夏至の前夜は、風の輪郭が鋭かった。昼の名残の熱が石畳の目地に沈み、夜気はそこからゆっくりと吸い上げられていく。城下の灯は普段より少しだけ背を引き、静けさの綾は薄い布のようにほどけずに留まっていた。――だからだろう、火床の脇の足音と、板を裂く乾いた音が、思いのほか遠くまで通ったのは。

 最初に見つけたのは、巡回の老女だった。灯をかざして紙を読み上げる癖がある。声に出して名をなぞると、知らない名も身内の骨のように感じられるからだと、本人は言う。その夜も、彼女は点線の列の前で指の腹を紙に滑らせていた。ざらり、と皮膚にひっかかる異物の気配。灯を近づける。薄線の名が並ぶ板の中央に、黒い「×」が浮かび上がった。油で塗られている。切り口は浅くない。乾いた斜めの線が、二度、交差している。

 老女は息を吸い込み、「火」と言いかけて、言葉を飲み変えた。「人を呼んで」。その一拍が、夜の静けさを守った。市兵が駆けつけ、狼煙番の少年が塔に光をなぞり、火床の火が一段上がる頃には、人垣ができていた。誰かが泣いた。誰かが怒鳴った。誰かが黙って、紙の端の震えを押さえた。黒い「×」は、名という名の真ん中を、わざと避けている。個人を刺すのではない。列そのものの意味を壊す刃だ、と誰かが低く言った。
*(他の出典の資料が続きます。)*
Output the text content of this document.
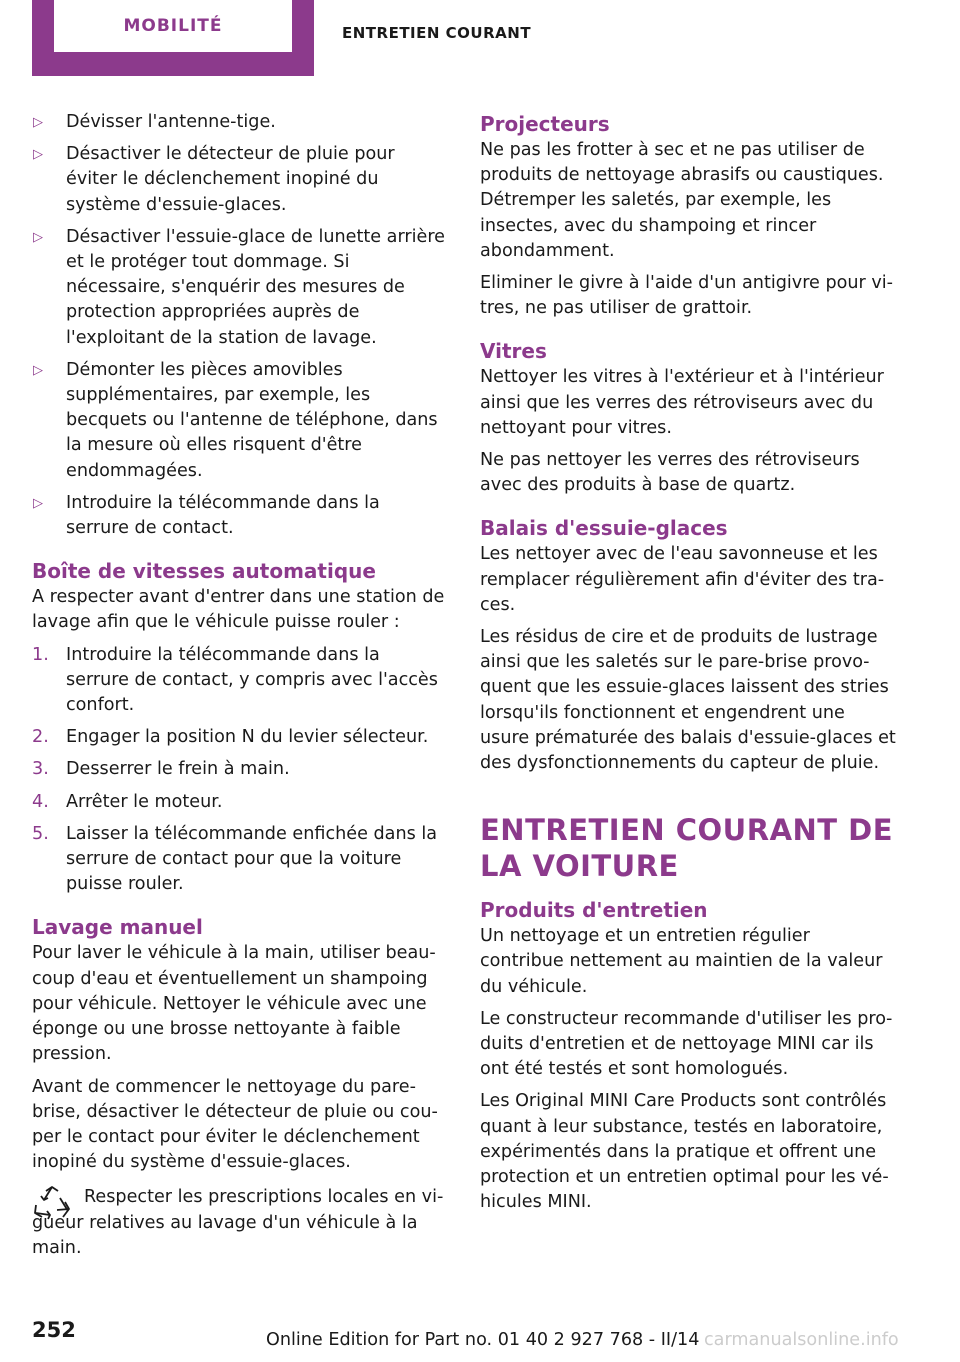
MOBILITÉ	ENTRETIEN COURANT
▷ Dévisser l'antenne-tige.
▷ Désactiver le détecteur de pluie pour éviter le déclenchement inopiné du système d'essuie-glaces.
▷ Désactiver l'essuie-glace de lunette arrière et le protéger tout dommage. Si nécessaire, s'enquérir des mesures de protection appropriées auprès de l'exploitant de la station de lavage.
▷ Démonter les pièces amovibles supplémentaires, par exemple, les becquets ou l'antenne de téléphone, dans la mesure où elles risquent d'être endommagées.
▷ Introduire la télécommande dans la serrure de contact.
Boîte de vitesses automatique

A respecter avant d'entrer dans une station de lavage afin que le véhicule puisse rouler :

1. Introduire la télécommande dans la serrure de contact, y compris avec l'accès confort.
2. Engager la position N du levier sélecteur.
3. Desserrer le frein à main.
4. Arrêter le moteur.
5. Laisser la télécommande enfichée dans la serrure de contact pour que la voiture puisse rouler.
Lavage manuel

Pour laver le véhicule à la main, utiliser beaucoup d'eau et éventuellement un shampoing pour véhicule. Nettoyer le véhicule avec une éponge ou une brosse nettoyante à faible pression.

Avant de commencer le nettoyage du pare-brise, désactiver le détecteur de pluie ou couper le contact pour éviter le déclenchement inopiné du système d'essuie-glaces.

Respecter les prescriptions locales en vigueur relatives au lavage d'un véhicule à la main.
Projecteurs

Ne pas les frotter à sec et ne pas utiliser de produits de nettoyage abrasifs ou caustiques. Détremper les saletés, par exemple, les insectes, avec du shampoing et rincer abondamment.

Eliminer le givre à l'aide d'un antigivre pour vitres, ne pas utiliser de grattoir.

Vitres

Nettoyer les vitres à l'extérieur et à l'intérieur ainsi que les verres des rétroviseurs avec du nettoyant pour vitres.

Ne pas nettoyer les verres des rétroviseurs avec des produits à base de quartz.

Balais d'essuie-glaces

Les nettoyer avec de l'eau savonneuse et les remplacer régulièrement afin d'éviter des traces.

Les résidus de cire et de produits de lustrage ainsi que les saletés sur le pare-brise provoquent que les essuie-glaces laissent des stries lorsqu'ils fonctionnent et engendrent une usure prématurée des balais d'essuie-glaces et des dysfonctionnements du capteur de pluie.

ENTRETIEN COURANT DE LA VOITURE
Produits d'entretien

Un nettoyage et un entretien régulier contribue nettement au maintien de la valeur du véhicule.

Le constructeur recommande d'utiliser les produits d'entretien et de nettoyage MINI car ils ont été testés et sont homologués.

Les Original MINI Care Products sont contrôlés quant à leur substance, testés en laboratoire, expérimentés dans la pratique et offrent une protection et un entretien optimal pour les véhicules MINI.

252	Online Edition for Part no. 01 40 2 927 768 - II/14 carmanualsonline.info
 夜明けまでに板の周囲は縄で囲まれ、油の匂いは布で押さえられた。切られた木の繊維が薄明かりに白く立ち上がる。そこに、夏至の朝焼けが入りはじめる。紙の黒と木の白の境目が、ゆっくりと色を持ちはじめる時間帯に、評議が開かれた。

     ◇

 法務の新任代行は、紙束を机に置く音まで整えていた。「名への冒涜は国法の根を切る行為です」と言い、厳罰の条を示した。字は真っ直ぐ、余白は狭い。冬に「断頭台を立てない」と王が決めて以来、法務は言葉の角度を慎重に選ぶ癖がついたが、今回ばかりは選ぶべき言葉が見えやすいのだ、と言外に滲む。

 商務は口を結んだ。「恐怖で市が凍ります。旬の取引は足で動きます。動く足は、怖がると止まる。止まれば配給の列が狂います」。数字の上で、恐怖は即、滞りになる。滞りは噂を呼び込む。噂は、板をもう一枚切る。

 医の館は短く報告した。「油に毒はありません。焦げ臭は麻の油。触れても皮膚は焼けない。だが匂いは残る」。匂いは記憶に残りやすい。記憶に残る匂いは、怒りの火種になる。だから「匂い」を最初に消す段取りが要る、と。

 藍珠は剣に手を置き、刀身ではなく柄の重みで、言葉に重さを足す。「刃の匂いは城外の小鍛冶。……大鍛冶の熱ではない。打ち直しを急いだ短刀の匂いだ」。刃は新しい。新しいのに、刃文は浅い。冬から潜っていた「黒衣」の線よりも、場当たりの、手近な暴力の匂いが近い。

 楓麟は窓を少し開け、風を指で裂いた。朝の南東の皮は薄く、匂いをよく運ぶ。彼はゆっくりと言う。「怒り線ではなく、“空(から)の線”だ。恨みの向きが見えない。意味を壊すための刃。名を持たぬ者の匂いがする」。

 「名を持たぬ者」。評議の空気が微かに沈む。亡命名簿にも、名の列にも、外縁にもない影。冬と春を通して、王が「消さない」と決めてきた名の輪郭の外側に、濃い空白がある。

 遥は朱筆を持ち、短く息を整えた。「断頭台のない裁きの線は守る」。その上で三段の応対を決める、と。

 ①「名板の修復を“儀”に」。板を新しくするだけでは、刃の意図に押し返す力が足りない。切られた板を洗い、継ぎ、縫い、再び掲げる。「繕いの儀」を行う。職人、書記、子ども、薄線の者、皆で糸を通す。縫い目は傷を隠さない。見える記憶にする。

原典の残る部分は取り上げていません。